Skinner et al, 2013. Ancestral DDT exposure promotes epigenetic transgenerational inheritance of obesity. BMC med, 11(1), p.228.
Tracey et al, 2013. Hydrocarbons (jet fuel JP-8) induce epigenetic transgenerational inheritance of obesity, reproductive disease and sperm epimutations. Repro Tox, 36, pp.104-116.
Manikkam et al, 2014. Pesticide methoxychlor promotes the epigenetic transgenerational inheritance of adult-onset disease through the female germline. PloS one, 9(7), p.e102091.
Manikkam et al, 2013. Plastics derived endocrine disruptors (BPA, DEHP and DBP) induce epigenetic transgenerational inheritance of obesity, reproductive disease and sperm epimutations. PloS one, 8(1), p.e55387.
Rodgers et al, 2015. Transgenerational epigenetic programming via sperm microRNA recapitulates effects of paternal stress. PNAS, 112(44), pp.13699-13704.

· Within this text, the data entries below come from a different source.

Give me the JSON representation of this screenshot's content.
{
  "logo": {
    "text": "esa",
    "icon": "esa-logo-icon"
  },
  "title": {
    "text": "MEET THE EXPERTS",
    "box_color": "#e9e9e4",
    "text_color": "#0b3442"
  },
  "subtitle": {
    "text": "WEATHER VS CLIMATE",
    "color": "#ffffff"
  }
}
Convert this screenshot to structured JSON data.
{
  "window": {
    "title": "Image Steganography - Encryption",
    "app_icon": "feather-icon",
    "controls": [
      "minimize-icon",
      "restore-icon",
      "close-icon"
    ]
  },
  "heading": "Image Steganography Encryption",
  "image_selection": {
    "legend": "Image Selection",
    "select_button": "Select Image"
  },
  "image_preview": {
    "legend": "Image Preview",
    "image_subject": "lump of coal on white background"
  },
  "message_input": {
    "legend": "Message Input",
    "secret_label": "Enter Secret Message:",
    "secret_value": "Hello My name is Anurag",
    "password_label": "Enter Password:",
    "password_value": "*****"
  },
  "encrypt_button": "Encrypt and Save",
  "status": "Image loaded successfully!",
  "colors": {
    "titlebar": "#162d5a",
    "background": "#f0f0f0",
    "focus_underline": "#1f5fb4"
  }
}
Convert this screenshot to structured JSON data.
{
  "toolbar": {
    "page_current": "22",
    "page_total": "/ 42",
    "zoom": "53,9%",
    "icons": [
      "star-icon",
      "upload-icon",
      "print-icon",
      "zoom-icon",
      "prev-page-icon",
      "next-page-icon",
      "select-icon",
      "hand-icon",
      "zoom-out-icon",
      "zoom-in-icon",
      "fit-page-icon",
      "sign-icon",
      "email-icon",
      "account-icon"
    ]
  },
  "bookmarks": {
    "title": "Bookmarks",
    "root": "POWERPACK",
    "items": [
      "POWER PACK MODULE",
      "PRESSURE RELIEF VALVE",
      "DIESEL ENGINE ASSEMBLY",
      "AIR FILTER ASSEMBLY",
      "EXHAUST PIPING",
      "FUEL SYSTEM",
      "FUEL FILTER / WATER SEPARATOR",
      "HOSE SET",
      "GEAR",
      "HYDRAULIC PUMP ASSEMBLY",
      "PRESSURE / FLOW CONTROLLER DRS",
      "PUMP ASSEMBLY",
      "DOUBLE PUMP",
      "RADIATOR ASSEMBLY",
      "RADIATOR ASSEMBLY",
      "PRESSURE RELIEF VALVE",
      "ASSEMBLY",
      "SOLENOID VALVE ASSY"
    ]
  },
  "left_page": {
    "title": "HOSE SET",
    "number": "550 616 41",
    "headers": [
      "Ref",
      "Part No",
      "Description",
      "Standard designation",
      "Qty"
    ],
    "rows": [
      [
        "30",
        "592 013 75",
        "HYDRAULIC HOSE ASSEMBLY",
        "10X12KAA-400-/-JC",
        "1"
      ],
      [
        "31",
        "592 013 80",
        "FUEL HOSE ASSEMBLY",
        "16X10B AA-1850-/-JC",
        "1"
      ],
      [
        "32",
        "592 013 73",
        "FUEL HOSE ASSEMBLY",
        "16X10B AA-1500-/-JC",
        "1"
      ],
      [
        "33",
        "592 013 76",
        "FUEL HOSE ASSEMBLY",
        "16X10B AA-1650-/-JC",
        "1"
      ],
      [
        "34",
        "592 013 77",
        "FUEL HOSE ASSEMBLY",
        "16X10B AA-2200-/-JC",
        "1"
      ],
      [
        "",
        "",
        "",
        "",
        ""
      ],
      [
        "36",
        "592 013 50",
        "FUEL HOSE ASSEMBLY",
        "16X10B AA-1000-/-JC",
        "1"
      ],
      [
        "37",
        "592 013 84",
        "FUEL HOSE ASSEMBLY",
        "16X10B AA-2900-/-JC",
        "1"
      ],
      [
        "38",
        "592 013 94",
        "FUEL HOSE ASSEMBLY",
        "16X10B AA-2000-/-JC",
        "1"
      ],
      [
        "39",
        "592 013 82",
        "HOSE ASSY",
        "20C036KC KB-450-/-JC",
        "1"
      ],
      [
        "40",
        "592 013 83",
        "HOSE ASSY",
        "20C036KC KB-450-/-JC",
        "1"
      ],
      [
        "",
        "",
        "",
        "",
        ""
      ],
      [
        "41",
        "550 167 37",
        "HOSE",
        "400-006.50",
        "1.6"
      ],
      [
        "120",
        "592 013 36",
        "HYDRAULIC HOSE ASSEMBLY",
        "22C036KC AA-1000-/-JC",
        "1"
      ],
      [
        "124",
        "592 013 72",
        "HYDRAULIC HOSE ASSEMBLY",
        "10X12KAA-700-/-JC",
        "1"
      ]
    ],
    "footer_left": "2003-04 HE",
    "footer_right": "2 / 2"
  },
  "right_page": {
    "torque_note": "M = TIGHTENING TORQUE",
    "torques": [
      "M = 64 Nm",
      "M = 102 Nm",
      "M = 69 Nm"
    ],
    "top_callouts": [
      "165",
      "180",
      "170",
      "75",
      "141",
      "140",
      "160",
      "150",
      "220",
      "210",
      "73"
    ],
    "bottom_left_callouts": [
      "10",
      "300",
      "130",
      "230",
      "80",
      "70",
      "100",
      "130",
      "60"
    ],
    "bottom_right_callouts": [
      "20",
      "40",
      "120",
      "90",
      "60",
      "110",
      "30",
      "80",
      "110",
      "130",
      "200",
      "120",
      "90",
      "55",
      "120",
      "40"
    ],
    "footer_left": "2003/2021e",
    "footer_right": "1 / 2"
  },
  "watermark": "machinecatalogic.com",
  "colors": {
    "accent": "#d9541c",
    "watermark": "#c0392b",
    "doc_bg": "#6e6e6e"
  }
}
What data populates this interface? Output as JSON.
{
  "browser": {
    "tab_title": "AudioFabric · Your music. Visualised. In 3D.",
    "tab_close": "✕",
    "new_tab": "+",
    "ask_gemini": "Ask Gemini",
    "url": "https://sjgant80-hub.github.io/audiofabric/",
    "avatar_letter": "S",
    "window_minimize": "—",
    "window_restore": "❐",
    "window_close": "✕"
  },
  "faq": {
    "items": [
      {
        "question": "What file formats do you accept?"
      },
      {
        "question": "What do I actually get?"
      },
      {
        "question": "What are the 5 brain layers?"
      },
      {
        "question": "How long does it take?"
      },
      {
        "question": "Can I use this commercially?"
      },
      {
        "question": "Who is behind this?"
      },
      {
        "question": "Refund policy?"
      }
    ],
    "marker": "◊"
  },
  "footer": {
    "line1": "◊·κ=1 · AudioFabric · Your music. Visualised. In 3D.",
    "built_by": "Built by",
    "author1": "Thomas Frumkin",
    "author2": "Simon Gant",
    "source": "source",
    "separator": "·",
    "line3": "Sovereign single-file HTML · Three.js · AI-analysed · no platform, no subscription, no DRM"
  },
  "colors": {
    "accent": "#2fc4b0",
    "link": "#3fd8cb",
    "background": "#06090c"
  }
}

Which just scratches the surface. So yeah, "sins of the father" are a thing in nature.

The Audacity of Taupe (Sanpaku), Saturday, 8 July 2017 01:42 (eight years ago)

Awesome! Thanks Sanpaku. I had no idea about any of this until I read the synopsis for this book.

Treeship, Saturday, 8 July 2017 01:54 (eight years ago)

Which of course isn't to say that that book isn't 90% BS. There's really no (ethical or timely) way of confirming these sorts of metabolism and stress response effects in humans. OTOH, rodents are a pretty good model of many parts of human physiology, so maybe, in your grandchildren's day, this field will result in some CRISPR RNAi interventions to correct the traumas that you inflicted on your unborn gametes.

The Audacity of Taupe (Sanpaku), Saturday, 8 July 2017 03:30 (eight years ago)

why would you want to take all the fun out of phenotypic expression

El Tomboto, Saturday, 8 July 2017 03:34 (eight years ago)

six years pass...

Whether you believe in it or not, there are geopolitical consequences.